When this occurs, the game recognizes it and takes steps to modify gameplay accordingly. For example, once in co-op, friendly damage is lessened tremendously. This mode in particular ensures that the other player can stick with you rather than being phased out for another random person later on. It’s a cool concept but becomes even more impressive when you bring in the next, and biggest, component of Absolver: Combat Decks.

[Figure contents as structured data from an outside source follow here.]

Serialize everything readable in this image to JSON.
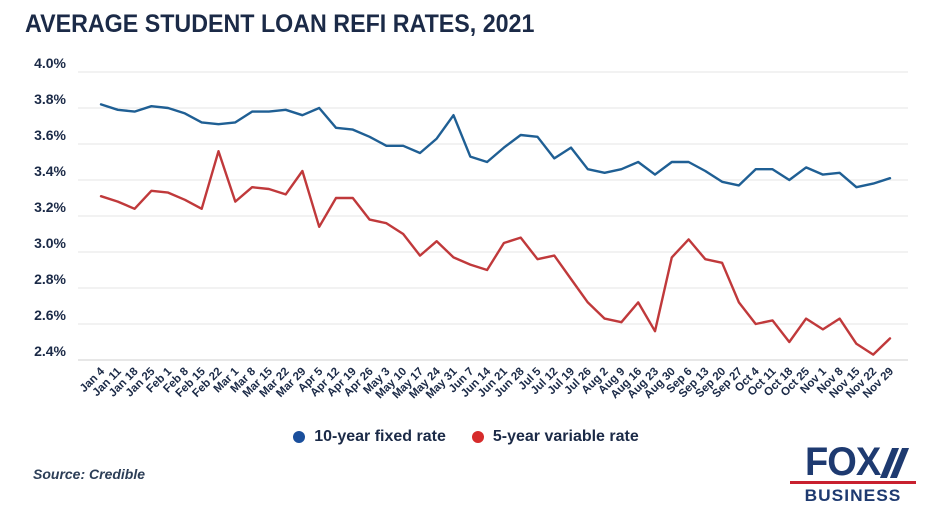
{
  "title": "AVERAGE STUDENT LOAN REFI RATES, 2021",
  "source": "Source: Credible",
  "logo": {
    "line1": "FOX",
    "line2": "BUSINESS"
  },
  "legend": {
    "items": [
      {
        "label": "10-year fixed rate",
        "color": "#1a4f9c"
      },
      {
        "label": "5-year variable rate",
        "color": "#d62b2b"
      }
    ]
  },
  "colors": {
    "text_navy": "#1b2a47",
    "blue_line": "#1f5f94",
    "red_line": "#c0393b",
    "gridline": "#e4e4e4",
    "axis_line": "#cfcfcf"
  },
  "chart_data": {
    "type": "line",
    "title": "AVERAGE STUDENT LOAN REFI RATES, 2021",
    "xlabel": "",
    "ylabel": "",
    "grid": true,
    "legend_position": "bottom",
    "ylim": [
      2.4,
      4.0
    ],
    "yticks": [
      4.0,
      3.8,
      3.6,
      3.4,
      3.2,
      3.0,
      2.8,
      2.6,
      2.4
    ],
    "ytick_format": "percent",
    "x": [
      "Jan 4",
      "Jan 11",
      "Jan 18",
      "Jan 25",
      "Feb 1",
      "Feb 8",
      "Feb 15",
      "Feb 22",
      "Mar 1",
      "Mar 8",
      "Mar 15",
      "Mar 22",
      "Mar 29",
      "Apr 5",
      "Apr 12",
      "Apr 19",
      "Apr 26",
      "May 3",
      "May 10",
      "May 17",
      "May 24",
      "May 31",
      "Jun 7",
      "Jun 14",
      "Jun 21",
      "Jun 28",
      "Jul 5",
      "Jul 12",
      "Jul 19",
      "Jul 26",
      "Aug 2",
      "Aug 9",
      "Aug 16",
      "Aug 23",
      "Aug 30",
      "Sep 6",
      "Sep 13",
      "Sep 20",
      "Sep 27",
      "Oct 4",
      "Oct 11",
      "Oct 18",
      "Oct 25",
      "Nov 1",
      "Nov 8",
      "Nov 15",
      "Nov 22",
      "Nov 29"
    ],
    "series": [
      {
        "name": "10-year fixed rate",
        "color": "#1f5f94",
        "values": [
          3.82,
          3.79,
          3.78,
          3.81,
          3.8,
          3.77,
          3.72,
          3.71,
          3.72,
          3.78,
          3.78,
          3.79,
          3.76,
          3.8,
          3.69,
          3.68,
          3.64,
          3.59,
          3.59,
          3.55,
          3.63,
          3.76,
          3.53,
          3.5,
          3.58,
          3.65,
          3.64,
          3.52,
          3.58,
          3.46,
          3.44,
          3.46,
          3.5,
          3.43,
          3.5,
          3.5,
          3.45,
          3.39,
          3.37,
          3.46,
          3.46,
          3.4,
          3.47,
          3.43,
          3.44,
          3.36,
          3.38,
          3.41
        ]
      },
      {
        "name": "5-year variable rate",
        "color": "#c0393b",
        "values": [
          3.31,
          3.28,
          3.24,
          3.34,
          3.33,
          3.29,
          3.24,
          3.56,
          3.28,
          3.36,
          3.35,
          3.32,
          3.45,
          3.14,
          3.3,
          3.3,
          3.18,
          3.16,
          3.1,
          2.98,
          3.06,
          2.97,
          2.93,
          2.9,
          3.05,
          3.08,
          2.96,
          2.98,
          2.85,
          2.72,
          2.63,
          2.61,
          2.72,
          2.56,
          2.97,
          3.07,
          2.96,
          2.94,
          2.72,
          2.6,
          2.62,
          2.5,
          2.63,
          2.57,
          2.63,
          2.49,
          2.43,
          2.52
        ]
      }
    ]
  }
}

A Combat Deck is your character’s array of attacks and skills. The thing is, this is not pre-set per character like it would be in a traditional fighting game. Players have unrivaled customization options to make their character play exactly how they want. There are four stances for attacks and every stance has its own collection of attacks. Going into the menu allows you to set each attack chain based on that stance. Of course, you’ll also find special powers to use and amp up a fighting style even more. Things don’t stop there. You can also set up different customized movesets for when the player is battling bare-handed, wearing gauntlets or wields another weapon. With tons of moves to unlock, chances are each player will end up with incredibly divergent fighting styles thanks to the immense amount of potential customization.
Seriously, just try to imagine how many potential fighting style options there are. And yes, different clothes and weapons come with different stats to augment your character further. There is one caveat to all this. Certain moves cannot be chained due to the fact that they don’t “match up” from one stance to the next. Why was this done? It’s partially a matter of the visual aesthetic. By slightly restricting move sets in this way, Absolver ends up featuring incredibly fluid fight animation. Each move blends right into the next instead of looking stilted like in some other fighting games.

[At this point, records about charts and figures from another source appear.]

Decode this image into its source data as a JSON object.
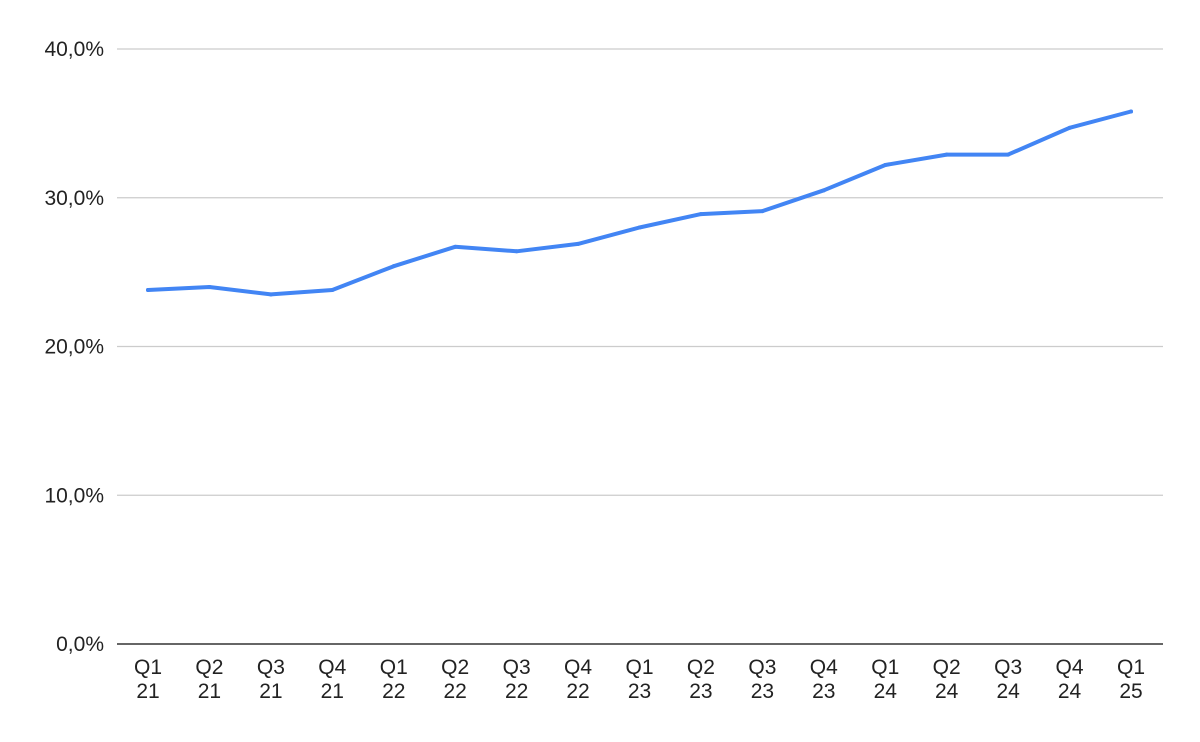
{
  "chart_data": {
    "type": "line",
    "title": "",
    "xlabel": "",
    "ylabel": "",
    "categories": [
      [
        "Q1",
        "21"
      ],
      [
        "Q2",
        "21"
      ],
      [
        "Q3",
        "21"
      ],
      [
        "Q4",
        "21"
      ],
      [
        "Q1",
        "22"
      ],
      [
        "Q2",
        "22"
      ],
      [
        "Q3",
        "22"
      ],
      [
        "Q4",
        "22"
      ],
      [
        "Q1",
        "23"
      ],
      [
        "Q2",
        "23"
      ],
      [
        "Q3",
        "23"
      ],
      [
        "Q4",
        "23"
      ],
      [
        "Q1",
        "24"
      ],
      [
        "Q2",
        "24"
      ],
      [
        "Q3",
        "24"
      ],
      [
        "Q4",
        "24"
      ],
      [
        "Q1",
        "25"
      ]
    ],
    "series": [
      {
        "color": "#4285f4",
        "values": [
          23.8,
          24.0,
          23.5,
          23.8,
          25.4,
          26.7,
          26.4,
          26.9,
          28.0,
          28.9,
          29.1,
          30.5,
          32.2,
          32.9,
          32.9,
          34.7,
          35.8
        ]
      }
    ],
    "ylim": [
      0,
      40
    ],
    "yticks": [
      0,
      10,
      20,
      30,
      40
    ],
    "ytick_labels": [
      "0,0%",
      "10,0%",
      "20,0%",
      "30,0%",
      "40,0%"
    ],
    "grid": true,
    "legend": "none"
  }
}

Absolver even takes a different route with how players gain new moves. It’s not a matter of simply grinding out some XP and then unlocking chosen abilities. Instead, it takes a slightly more realistic approach. Fighting against different attacks trains your character in said attacks. Successfully parrying them offers even more experience on those moves. So basically, in order to master moves you must experience them first hand in battle. Touches like this are exactly the sort that set this game apart from the pack.
Combine all this and you end up with a ridiculously unique experience. The online play ensures that each new encounter is meaningful (and potentially quite stressful). After all, there’s no way to tell what another player’s movesets are like. You simply need to throw the first punch or kick and see how they react. Or, you can do things like join up in a Mentor-Student relationship to gain temporary access to someone else’s attacks. The Combat Deck allows for as much or as little customization as desired. With that said, it seems likely that most who gravitate to Absolver will dive in fully to create a totally unique character to suit their play style when it arrives on PC and consoles later this year.